É comum nos sentirmos constrangidos quando presenciamos alguém que nem conhecemos passar por uma situação embaraçosa. Não fomos nós que esquecemos a letra da canção, maltratamos o garçom ou derramamos vinho nos outros, mas é quase como se tivéssemos sido.
Isso depõe a nosso favor como espécie, guardamos ainda uma solidariedade instintiva que deve ter sido fundamental para a sobrevivência. As grandes manifestações de massa o demonstram, concertos musicais, jogos desportivos, comícios, comemorações, tudo que seja a catarse dos sentimentos das multidões e faça as pessoas se sentirem “uma só”.
Nosso país passa por um de seus momentos mais tristes e embaraçosos, como se tudo que sempre foi afirmado acerca de relações espúrias entre políticos e grandes empresários estivesse se provando agora; como a lama de uma barragem que se rompe e não pode ser contida.
Além de indignados, apreensivos, e até perplexos, ficamos profundamente envergonhados. Nós, a imensa maioria dos cidadãos deste país, não cometemos um só dos crimes de que se fala, não recebemos um único centavo das quantias nababescas que circularam e circulam em malas e depósitos secretos; sustentamos nossas famílias e pagamos nossas contas com o produto de nosso trabalho. E no entanto temos vergonha, já circulam nas redes sociais comentários exagerados sobre a vontade de emigrar, de negar a própria cidadania.
A culpa não é do Brasil, a culpa não é nossa, quem deve se envergonhar são os responsáveis pelos descalabros.
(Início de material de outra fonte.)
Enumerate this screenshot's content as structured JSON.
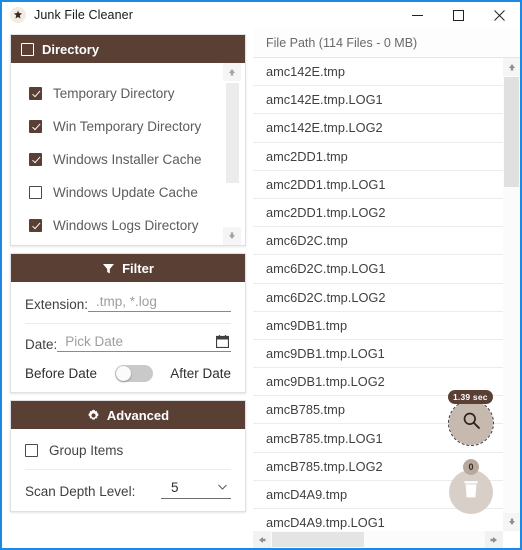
{
  "titlebar": {
    "icon": "broom-icon",
    "title": "Junk File Cleaner",
    "minimize_label": "Minimize",
    "maximize_label": "Maximize",
    "close_label": "Close"
  },
  "directory": {
    "header": "Directory",
    "header_icon": "checkbox-icon",
    "items": [
      {
        "label": "Temporary Directory",
        "checked": true
      },
      {
        "label": "Win Temporary Directory",
        "checked": true
      },
      {
        "label": "Windows Installer Cache",
        "checked": true
      },
      {
        "label": "Windows Update Cache",
        "checked": false
      },
      {
        "label": "Windows Logs Directory",
        "checked": true
      }
    ]
  },
  "filter": {
    "header": "Filter",
    "header_icon": "funnel-icon",
    "extension_label": "Extension:",
    "extension_value": ".tmp, *.log",
    "date_label": "Date:",
    "date_placeholder": "Pick Date",
    "calendar_icon": "calendar-icon",
    "before_date_label": "Before Date",
    "after_date_label": "After Date",
    "toggle_state": "before"
  },
  "advanced": {
    "header": "Advanced",
    "header_icon": "gear-icon",
    "group_items_label": "Group Items",
    "group_items_checked": false,
    "scan_depth_label": "Scan Depth Level:",
    "scan_depth_value": "5"
  },
  "filelist": {
    "header": "File Path (114 Files - 0 MB)",
    "rows": [
      "amc142E.tmp",
      "amc142E.tmp.LOG1",
      "amc142E.tmp.LOG2",
      "amc2DD1.tmp",
      "amc2DD1.tmp.LOG1",
      "amc2DD1.tmp.LOG2",
      "amc6D2C.tmp",
      "amc6D2C.tmp.LOG1",
      "amc6D2C.tmp.LOG2",
      "amc9DB1.tmp",
      "amc9DB1.tmp.LOG1",
      "amc9DB1.tmp.LOG2",
      "amcB785.tmp",
      "amcB785.tmp.LOG1",
      "amcB785.tmp.LOG2",
      "amcD4A9.tmp",
      "amcD4A9.tmp.LOG1"
    ]
  },
  "fabs": {
    "scan_icon": "magnifier-icon",
    "scan_time_badge": "1.39 sec",
    "delete_icon": "trash-icon",
    "delete_count_badge": "0"
  },
  "scroll": {
    "up_arrow": "arrow-up-icon",
    "down_arrow": "arrow-down-icon",
    "left_arrow": "arrow-left-icon",
    "right_arrow": "arrow-right-icon"
  },
  "colors": {
    "accent_brown": "#5a3f35",
    "window_border_blue": "#1e88e5",
    "fab_search_bg": "#c6b9b0",
    "fab_trash_bg": "#d8cfc9"
  }
}
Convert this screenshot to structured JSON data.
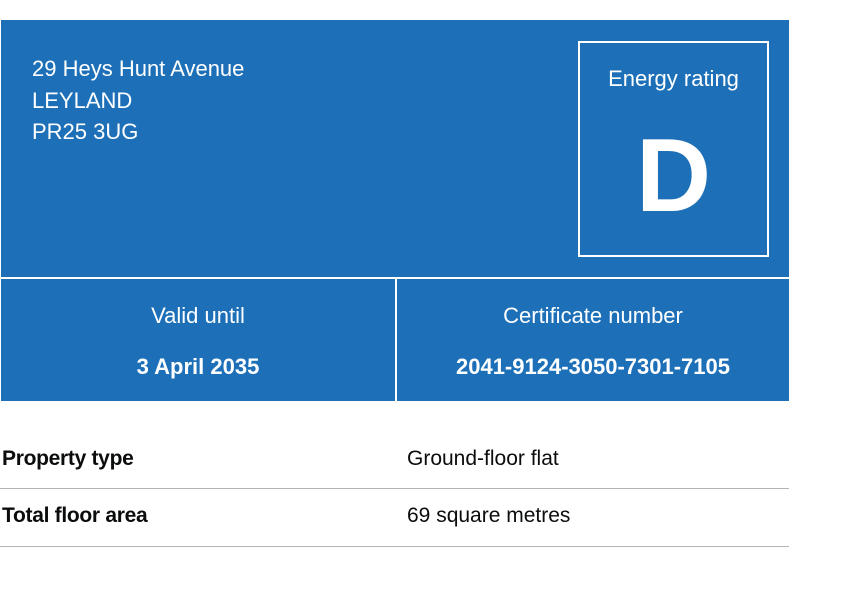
{
  "address": {
    "line1": "29 Heys Hunt Avenue",
    "line2": "LEYLAND",
    "postcode": "PR25 3UG"
  },
  "energy_rating": {
    "label": "Energy rating",
    "value": "D"
  },
  "valid_until": {
    "label": "Valid until",
    "value": "3 April 2035"
  },
  "certificate": {
    "label": "Certificate number",
    "value": "2041-9124-3050-7301-7105"
  },
  "summary": [
    {
      "key": "Property type",
      "value": "Ground-floor flat"
    },
    {
      "key": "Total floor area",
      "value": "69 square metres"
    }
  ],
  "colors": {
    "brand_blue": "#1d70b8",
    "divider": "#b1b4b6"
  }
}
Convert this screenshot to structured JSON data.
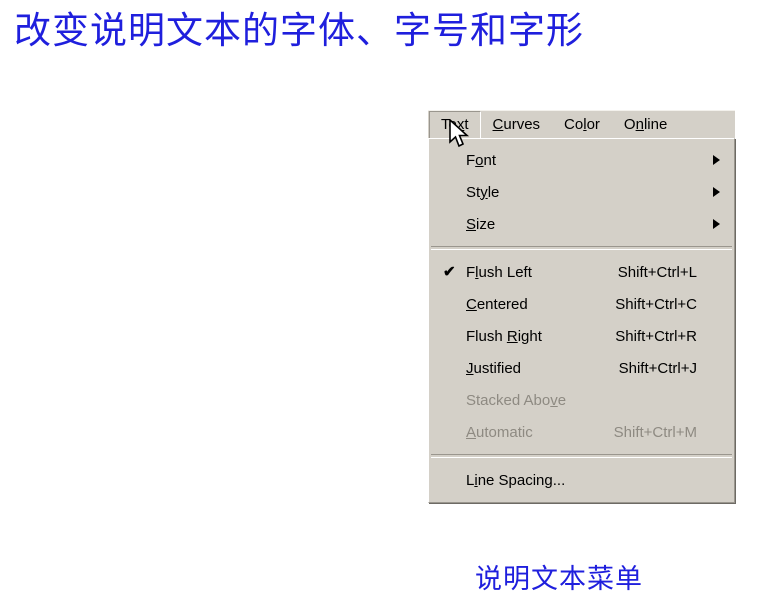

A parte da responsabilidade que nos cabe é ter concedido mandatos e privilégios a essas pessoas para que administrassem, legislassem, fiscalizassem, julgassem, premiassem, punissem em nosso nome; e não ter tido acesso, tempo ou interesse em acompanhar como o faziam, e se o faziam.
O dinheiro da corrupção tem dois destinos principais: o enriquecimento pessoal e as chamadas despesas de campanha, o primeiro está na esfera do roubo simplesmente, os desvios para as tais campanhas – que são roubo também – são justificados candidamente como “declarados à justiça eleitoral” como se esta tivesse poder ou atribuição de lavar dinheiro, e são incluídos em um baú mágico chamado “caixa dois”. Qualquer pequeno empresário flagrado praticando contabilidade paralela será processado, multado e talvez até preso; a partir de que conteúdo a “caixa” passa a ser grande demais para ensejar punição?
A democracia representativa, os Poderes independentes entre si, a imprensa livre e atenta, os cidadãos conscientes; tudo isso constitui o arcabouço necessário de um país civilizado, do país que queremos e merecemos. E é longo o caminho para chegar a ele, começaria pela reforma do sistema eleitoral que permite, e aparentemente até estimula, campanhas eleitorais cada vez mais caras e desligadas da realidade, populismos vários com promessas mirabolantes e inexequíveis, transações tenebrosas com apoios partidários e tempos de TV.
Temos o sentimento de ter sido traídos. Os mais velhos vivemos tempos difíceis de ditadura e de transição para a democracia, seguimos como pudemos as histórias dos que lutaram e até morreram por isso, cultuamos heróis entre os que resistiram ao arbítrio e à censura, admiramos os que mantiveram a fé e o propósito nas prisões e nos exílios, testemunhamos as agruras de uma moeda volátil e a vitória de sua estabilização.
E agora nos sentimos traídos, tanto pelos que diziam pugnar pela liberdade e justiça social quanto pelos que se declaravam arautos da modernidade, e que trocaram liberdade, justiça social e modernidade por um prato de lentilhas, alguns bens suntuários e a ilusão do poder eterno.
Não. A vergonha não deve ser nossa, é deles.